Nordrhein-Westfalen Angepasster Errichtungsprozess zur Pflegekammer

Zugehörige Themenseiten:
Pflegekammer

Die Etablierung der Pflegekammer NRW wurde aufgrund der pandemischen Lage verschoben. Außerdem ist eine Aufstockung und Verlängerung der Anschubfinanzierung vorgesehen.

Gründungsprozess Pflegekammer NRW Finanzen und Termin
Gründungsprozess Pflegekammer NRW: Die Anschubfinanzierung wurde erweitert und verlängert sowie die Etablierung auf 31. Dezember 2022 verschoben. – © Sikov (adobe.stock.com)

Dies wurde nach einem Änderungsantrag der Fraktionen von CDU und FDP an den Finanz- und Haushaltsausschuss des nordrhein-westfälischen Landtages für die Pflegekammer NRW beschlossen. Durch die Änderung soll bis zum 31. Juli 2027 auf die Erhebung von Mitgliedsbeiträgen verzichtet werden können. Zugleich soll die Frist zur Etablierung der Kammer auf den 31. Dezember 2022 verschoben werden, um so der aktuellen pandemischen Lage und der damit verbundenen besonderen Belastung beruflich Pflegender Rechnung zu tragen.

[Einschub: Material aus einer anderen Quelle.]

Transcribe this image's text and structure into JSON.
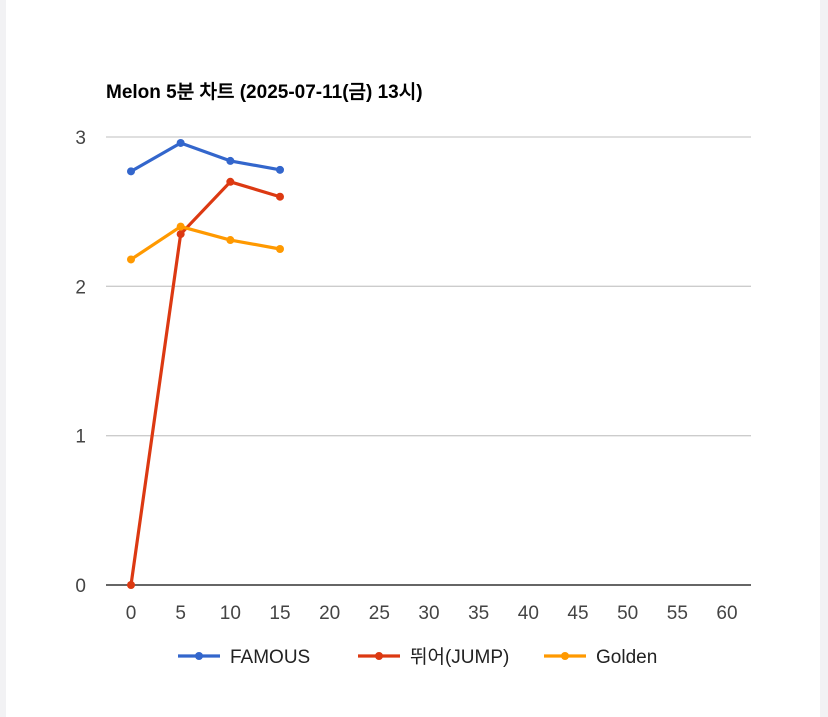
{
  "chart_data": {
    "type": "line",
    "title": "Melon 5분 차트 (2025-07-11(금) 13시)",
    "xlabel": "",
    "ylabel": "",
    "xlim": [
      0,
      60
    ],
    "ylim": [
      0,
      3
    ],
    "x_ticks": [
      "0",
      "5",
      "10",
      "15",
      "20",
      "25",
      "30",
      "35",
      "40",
      "45",
      "50",
      "55",
      "60"
    ],
    "y_ticks": [
      "0",
      "1",
      "2",
      "3"
    ],
    "grid": true,
    "legend_position": "bottom",
    "series": [
      {
        "name": "FAMOUS",
        "color": "#3366cc",
        "x": [
          0,
          5,
          10,
          15
        ],
        "y": [
          2.77,
          2.96,
          2.84,
          2.78
        ]
      },
      {
        "name": "뛰어(JUMP)",
        "color": "#dc3912",
        "x": [
          0,
          5,
          10,
          15
        ],
        "y": [
          0.0,
          2.35,
          2.7,
          2.6
        ]
      },
      {
        "name": "Golden",
        "color": "#ff9900",
        "x": [
          0,
          5,
          10,
          15
        ],
        "y": [
          2.18,
          2.4,
          2.31,
          2.25
        ]
      }
    ]
  }
}
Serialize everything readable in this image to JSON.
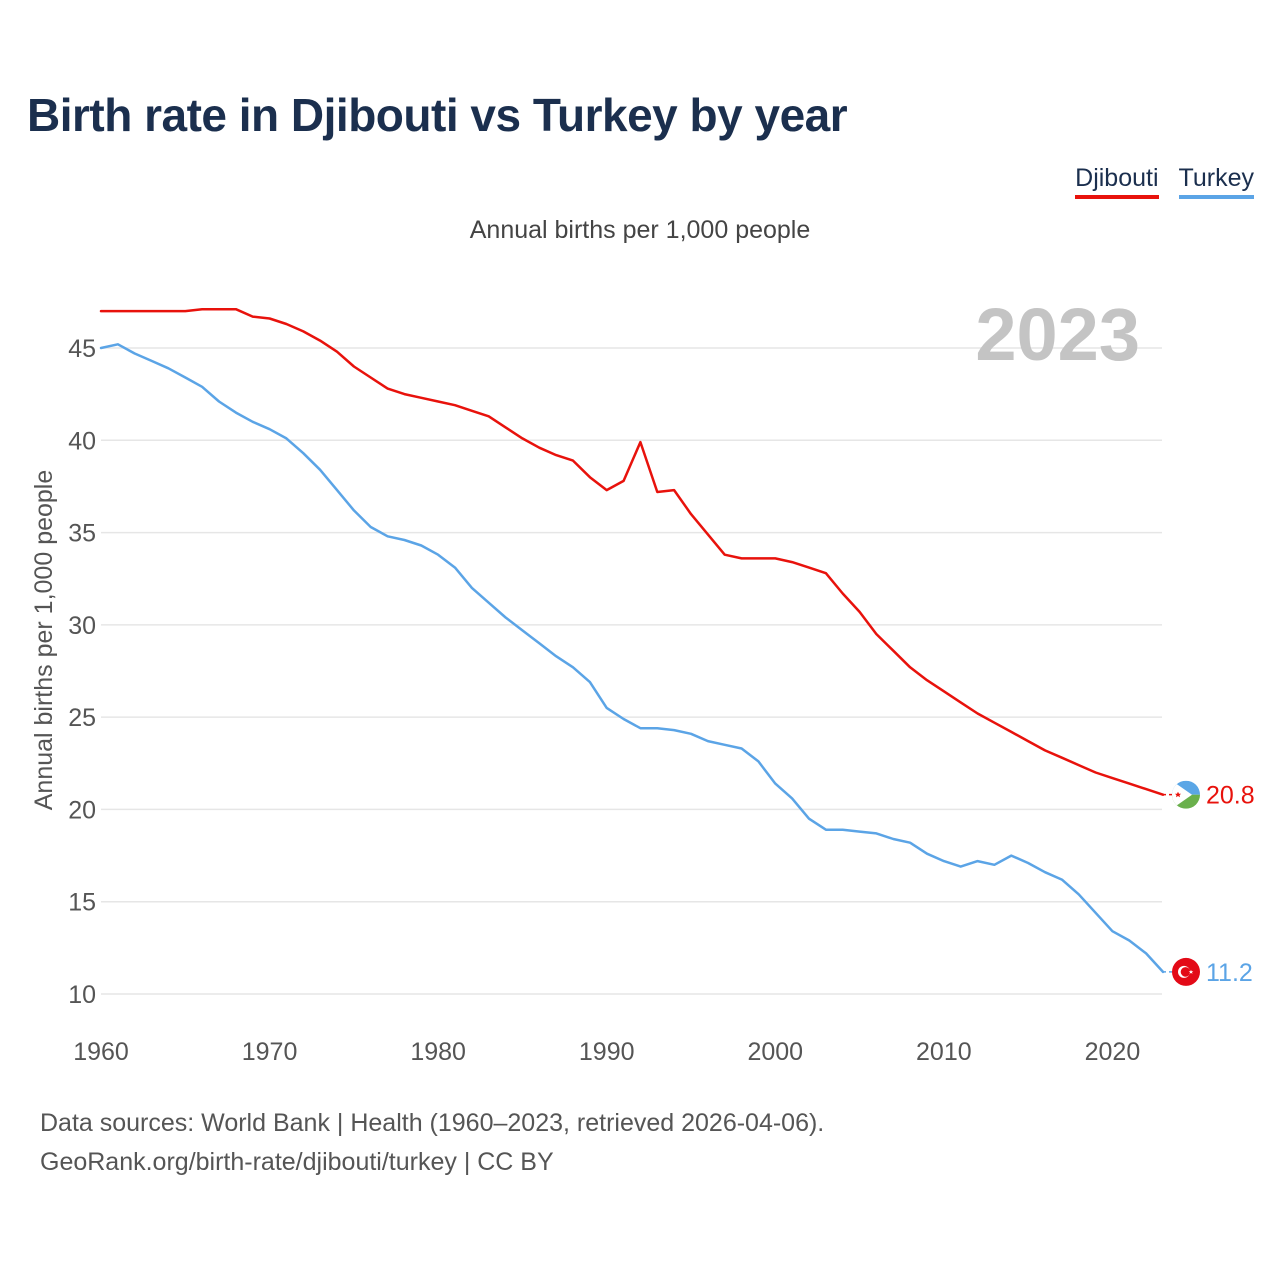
{
  "title": "Birth rate in Djibouti vs Turkey by year",
  "subtitle": "Annual births per 1,000 people",
  "legend": {
    "djibouti": "Djibouti",
    "turkey": "Turkey"
  },
  "footer": {
    "line1": "Data sources: World Bank | Health (1960–2023, retrieved 2026-04-06).",
    "line2": "GeoRank.org/birth-rate/djibouti/turkey | CC BY"
  },
  "colors": {
    "djibouti": "#e8120c",
    "turkey": "#5ba4e6",
    "year_watermark": "#c4c4c4",
    "grid": "#e6e6e6"
  },
  "chart_data": {
    "type": "line",
    "title": "Birth rate in Djibouti vs Turkey by year",
    "ylabel": "Annual births per 1,000 people",
    "xlabel": "",
    "year_label": "2023",
    "xlim": [
      1960,
      2023
    ],
    "ylim": [
      10,
      46
    ],
    "x_ticks": [
      1960,
      1970,
      1980,
      1990,
      2000,
      2010,
      2020
    ],
    "y_ticks": [
      10,
      15,
      20,
      25,
      30,
      35,
      40,
      45
    ],
    "grid": true,
    "x": [
      1960,
      1961,
      1962,
      1963,
      1964,
      1965,
      1966,
      1967,
      1968,
      1969,
      1970,
      1971,
      1972,
      1973,
      1974,
      1975,
      1976,
      1977,
      1978,
      1979,
      1980,
      1981,
      1982,
      1983,
      1984,
      1985,
      1986,
      1987,
      1988,
      1989,
      1990,
      1991,
      1992,
      1993,
      1994,
      1995,
      1996,
      1997,
      1998,
      1999,
      2000,
      2001,
      2002,
      2003,
      2004,
      2005,
      2006,
      2007,
      2008,
      2009,
      2010,
      2011,
      2012,
      2013,
      2014,
      2015,
      2016,
      2017,
      2018,
      2019,
      2020,
      2021,
      2022,
      2023
    ],
    "series": [
      {
        "name": "Djibouti",
        "end_label": "20.8",
        "values": [
          47.0,
          47.0,
          47.0,
          47.0,
          47.0,
          47.0,
          47.1,
          47.1,
          47.1,
          46.7,
          46.6,
          46.3,
          45.9,
          45.4,
          44.8,
          44.0,
          43.4,
          42.8,
          42.5,
          42.3,
          42.1,
          41.9,
          41.6,
          41.3,
          40.7,
          40.1,
          39.6,
          39.2,
          38.9,
          38.0,
          37.3,
          37.8,
          39.9,
          37.2,
          37.3,
          36.0,
          34.9,
          33.8,
          33.6,
          33.6,
          33.6,
          33.4,
          33.1,
          32.8,
          31.7,
          30.7,
          29.5,
          28.6,
          27.7,
          27.0,
          26.4,
          25.8,
          25.2,
          24.7,
          24.2,
          23.7,
          23.2,
          22.8,
          22.4,
          22.0,
          21.7,
          21.4,
          21.1,
          20.8
        ]
      },
      {
        "name": "Turkey",
        "end_label": "11.2",
        "values": [
          45.0,
          45.2,
          44.7,
          44.3,
          43.9,
          43.4,
          42.9,
          42.1,
          41.5,
          41.0,
          40.6,
          40.1,
          39.3,
          38.4,
          37.3,
          36.2,
          35.3,
          34.8,
          34.6,
          34.3,
          33.8,
          33.1,
          32.0,
          31.2,
          30.4,
          29.7,
          29.0,
          28.3,
          27.7,
          26.9,
          25.5,
          24.9,
          24.4,
          24.4,
          24.3,
          24.1,
          23.7,
          23.5,
          23.3,
          22.6,
          21.4,
          20.6,
          19.5,
          18.9,
          18.9,
          18.8,
          18.7,
          18.4,
          18.2,
          17.6,
          17.2,
          16.9,
          17.2,
          17.0,
          17.5,
          17.1,
          16.6,
          16.2,
          15.4,
          14.4,
          13.4,
          12.9,
          12.2,
          11.2
        ]
      }
    ]
  }
}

Pflegekammer NRW potenziell größte bundesweit

„Grundsätzlich ist es eine gute Idee, den Gründungsprozess zur Pflegekammer Nordrhein-Westfalen zu entschleunigen“, findet Martin Dichter, Vorsitzender des DBfK Nordwest. „Auch wir haben Signale wahrgenommen, dass es unter diesen erschwerten Pandemie-Bedingungen mehr Zeit braucht für eine gründliche Information der Kolleginnen und Kollegen. Gleiches gilt für die Gewinnung von möglichst vielen Kandidaten und Kandidatinnen aus den unterschiedlichen Berufsgruppen zur Wahl des ersten Kammerparlaments. Schließlich ist diese Kammer mit ihren rund 220.000 möglichen Mitgliedern die potenziell größte bundesweit.“ Dichter bemängelt jedoch, dass damit der Prozess nicht aufs Abstellgleis geschoben oder gestoppt werden dürfe, wenn sich z.B. die politischen Konstellationen nach der Landtagswahl im Mai ändern.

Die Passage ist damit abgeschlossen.